3/4 teaspoon freshly ground black pepper

2 large or 3 medium ripe tomatoes, cored

1 large chunk (about 8 ounces) aged Parmesan cheese


  1. Wash the greens well and trim and discard any tough stems.
  2. Bring a very large pot of water to a boil and add 2 to 3 teaspoons salt. (A large quantity of water is the key to avoiding bitterness.) Have ready a large bowl of iced water. Add the greens to the rapidly boiling water and cook 2 to 3 minutes, until tender but not mushy.

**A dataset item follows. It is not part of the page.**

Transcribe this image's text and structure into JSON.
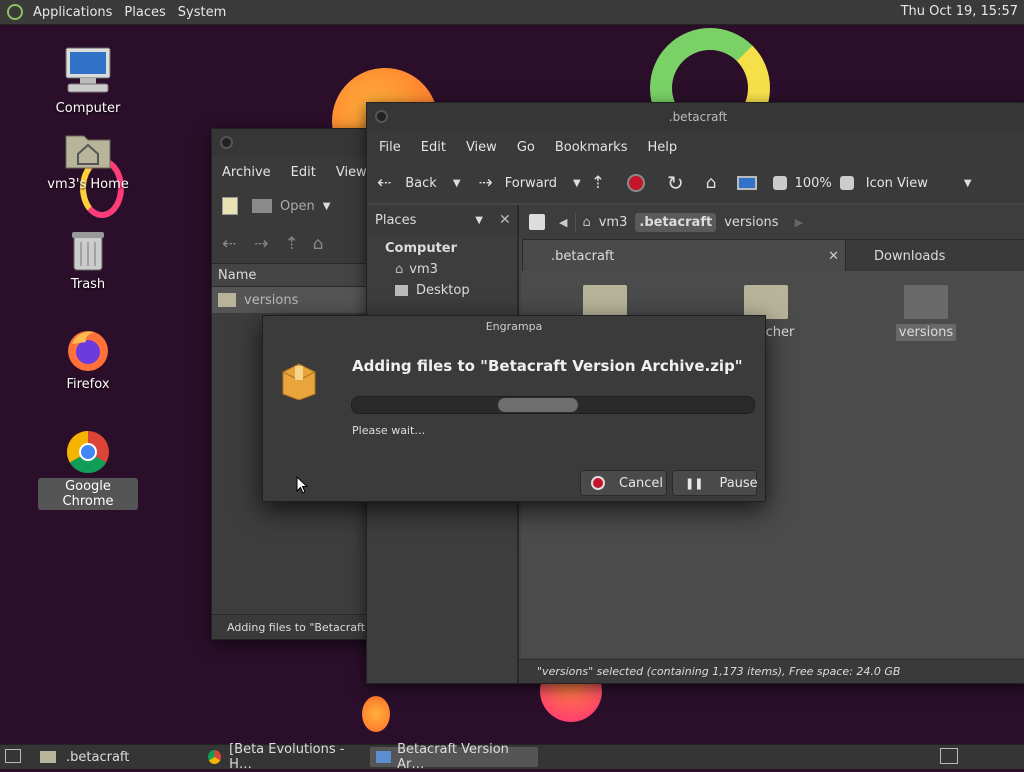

Drain in a colander, shaking off excess water and then plunge the hot greens into the iced water. When the greens are cool, remove any ice from the surface and drain in a colander again. Then squeeze out any excess water and place in a bowl in the refrigerator.
  3. Mix together the olive oil, lemon juice, salt and pepper. Toss with the cooked greens to coat thoroughly. Return to the refrigerator.
  4. Cut the tomatoes into 1/2 to 3/4-inch slices. Arrange on 6 salad plates or a platter. Top the tomatoes with the cold dressed greens and garnish with shavings of Parmesan cheese. Serve cold or at room temperature.